Main article: Qualia

Een ander veelgehoord bezwaar is dat type-identiteitstheorieën geen rekenschap geven van fenomenale mentale toestanden (of qualia), zoals pijn hebben, zich verdrietig voelen, misselijkheid ervaren. (Qualia zijn slechts de subjectieve kwaliteiten van bewuste ervaring. Een voorbeeld is de manier waarop de pijn van het stoten van iemands elleboog aanvoelt voor het individu). Argumenten zijn bijvoorbeeld te vinden bij Saul Kripke (1972) en David Chalmers (1996), volgens welke de identiteitstheoreticus fenomenale mentale toestanden niet kan identificeren met hersentoestanden (of welke andere fysische toestand dan ook) omdat men een soort direct bewustzijn heeft van de aard van zulke kwalitatieve mentale toestanden, en hun aard is kwalitatief op een manier die hersentoestanden niet zijn. Een beroemde formulering van het qualia bezwaar komt van Frank Jackson (1982) in de vorm van het Mary’s room gedachte-experiment. Laten we veronderstellen, zo stelt Jackson voor, dat een bijzonder briljante superwetenschapper genaamd Mary haar hele leven opgesloten heeft gezeten in een volledig zwart-witte kamer.

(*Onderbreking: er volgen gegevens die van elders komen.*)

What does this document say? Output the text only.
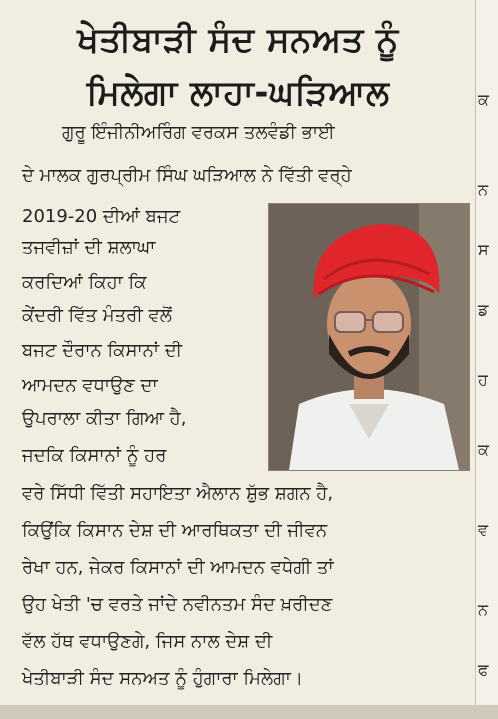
ਖੇਤੀਬਾੜੀ ਸੰਦ ਸਨਅਤ ਨੂੰ
ਮਿਲੇਗਾ ਲਾਹਾ-ਘੜਿਆਲ
ਗੁਰੂ ਇੰਜੀਨੀਅਰਿੰਗ ਵਰਕਸ ਤਲਵੰਡੀ ਭਾਈ
ਦੇ ਮਾਲਕ ਗੁਰਪ੍ਰੀਮ ਸਿੰਘ ਘੜਿਆਲ ਨੇ ਵਿੱਤੀ ਵਰ੍ਹੇ
2019-20 ਦੀਆਂ ਬਜਟ
ਤਜਵੀਜ਼ਾਂ ਦੀ ਸ਼ਲਾਘਾ
ਕਰਦਿਆਂ ਕਿਹਾ ਕਿ
ਕੇਂਦਰੀ ਵਿੱਤ ਮੰਤਰੀ ਵਲੋਂ
ਬਜਟ ਦੌਰਾਨ ਕਿਸਾਨਾਂ ਦੀ
ਆਮਦਨ ਵਧਾਉਣ ਦਾ
ਉਪਰਾਲਾ ਕੀਤਾ ਗਿਆ ਹੈ,
ਜਦਕਿ ਕਿਸਾਨਾਂ ਨੂੰ ਹਰ
ਵਰੇ ਸਿੱਧੀ ਵਿੱਤੀ ਸਹਾਇਤਾ ਐਲਾਨ ਸ਼ੁੱਭ ਸ਼ਗਨ ਹੈ,
ਕਿਉਂਕਿ ਕਿਸਾਨ ਦੇਸ਼ ਦੀ ਆਰਥਿਕਤਾ ਦੀ ਜੀਵਨ
ਰੇਖਾ ਹਨ, ਜੇਕਰ ਕਿਸਾਨਾਂ ਦੀ ਆਮਦਨ ਵਧੇਗੀ ਤਾਂ
ਉਹ ਖੇਤੀ 'ਚ ਵਰਤੇ ਜਾਂਦੇ ਨਵੀਨਤਮ ਸੰਦ ਖ਼ਰੀਦਣ
ਵੱਲ ਹੱਥ ਵਧਾਉਣਗੇ, ਜਿਸ ਨਾਲ ਦੇਸ਼ ਦੀ
ਖੇਤੀਬਾੜੀ ਸੰਦ ਸਨਅਤ ਨੂੰ ਹੁੰਗਾਰਾ ਮਿਲੇਗਾ।
ਕ
ਨ
ਸ
ਡ
ਹ
ਕ
ਵ
ਨ
ਫ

In de loop der jaren heeft zij in haar van kleur verstoken wereld (via zwart-wit boeken en televisie) de wetenschappen van de neurofysiologie, het gezichtsvermogen en de elektromagnetica tot in het uiterste bestudeerd; uiteindelijk kent Mary alle natuurkundige feiten die er te weten zijn over het ervaren van kleur. Wanneer Mary uit haar kamer wordt bevrijd en voor de eerste keer kleur ervaart, leert zij dan iets nieuws? Als we deze vraag met “ja” beantwoorden (zoals Jackson suggereert), dan hebben we zogenaamd de waarheid van het typefysicalisme ontkend, want als Mary alle fysische feiten over het ervaren van kleur vóór haar vrijlating heeft uitgeput, dan onthult het feit dat ze vervolgens iets nieuws over kleur te weten komt bij het ervaren van de kwaal, dat er iets over de ervaring van kleur moet zijn dat niet door het fysicalistische beeld wordt gevat. (Zie de pagina over Mary’s kamer voor een volledige discussie).

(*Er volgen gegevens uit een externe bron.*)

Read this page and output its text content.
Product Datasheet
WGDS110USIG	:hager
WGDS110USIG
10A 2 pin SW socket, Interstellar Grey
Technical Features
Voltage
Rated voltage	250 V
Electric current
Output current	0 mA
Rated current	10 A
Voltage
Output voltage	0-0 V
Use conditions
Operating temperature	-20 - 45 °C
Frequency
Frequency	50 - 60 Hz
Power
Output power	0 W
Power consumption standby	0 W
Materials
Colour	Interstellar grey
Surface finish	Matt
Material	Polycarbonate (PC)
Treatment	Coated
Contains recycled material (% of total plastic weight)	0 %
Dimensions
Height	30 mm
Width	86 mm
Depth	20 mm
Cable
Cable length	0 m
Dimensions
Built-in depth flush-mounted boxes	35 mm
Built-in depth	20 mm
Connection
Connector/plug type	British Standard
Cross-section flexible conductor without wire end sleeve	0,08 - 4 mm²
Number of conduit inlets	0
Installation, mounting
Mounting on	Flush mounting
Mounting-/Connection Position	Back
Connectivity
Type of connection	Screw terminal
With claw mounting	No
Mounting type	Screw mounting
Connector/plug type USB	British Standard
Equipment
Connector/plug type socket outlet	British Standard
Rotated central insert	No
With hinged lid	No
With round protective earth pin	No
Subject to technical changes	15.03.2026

De type-identiteitstheoreticus, zoals Smart, probeert dergelijke verschijnselen weg te verklaren door vol te houden dat de ervaringseigenschappen van mentale gebeurtenissen onderwerp-neutraal zijn. Het concept van onderwerp-neutrale termen en uitdrukkingen gaat terug op Gilbert Ryle, die dergelijke onderwerp-neutrale termen als “als”, “of”, “niet”, “omdat” en “en” identificeerde. Als men deze termen alleen al in de loop van een gesprek zou horen, zou het onmogelijk zijn om uit te maken of het gespreksonderwerp geologie, natuurkunde, geschiedenis, tuinieren, of pizza verkopen betrof. Voor de identiteitstheoreticus zijn sense-data en qualia geen echte dingen in de hersenen (of de fysieke wereld in het algemeen), maar meer “de gemiddelde elektricien”. De gemiddelde elektricien kan verder worden geanalyseerd en verklaard in termen van echte elektriciens, maar is zelf geen echte elektricien.

OtherEdit

Type-fysicalisme is ook bekritiseerd vanuit een illusionistisch perspectief. Keith Frankish schrijft dat het “een onstabiele positie is, die voortdurend op het punt staat in illusionisme te vervallen. Het centrale probleem is natuurlijk dat fenomenale eigenschappen te vreemd lijken om fysisch verklaard te kunnen worden. Ze verzetten zich tegen functionele analyse en zweven los van de fysische mechanismen die men aanwendt om ze te verklaren. Hij stelt in plaats daarvan voor dat fenomenaliteit een illusie is, en argumenteert dat het daarom eerder de illusie is dan het fenomenale bewustzijn zelf dat verklaring behoeft.

Geef een antwoord

Het e-mailadres wordt niet gepubliceerd.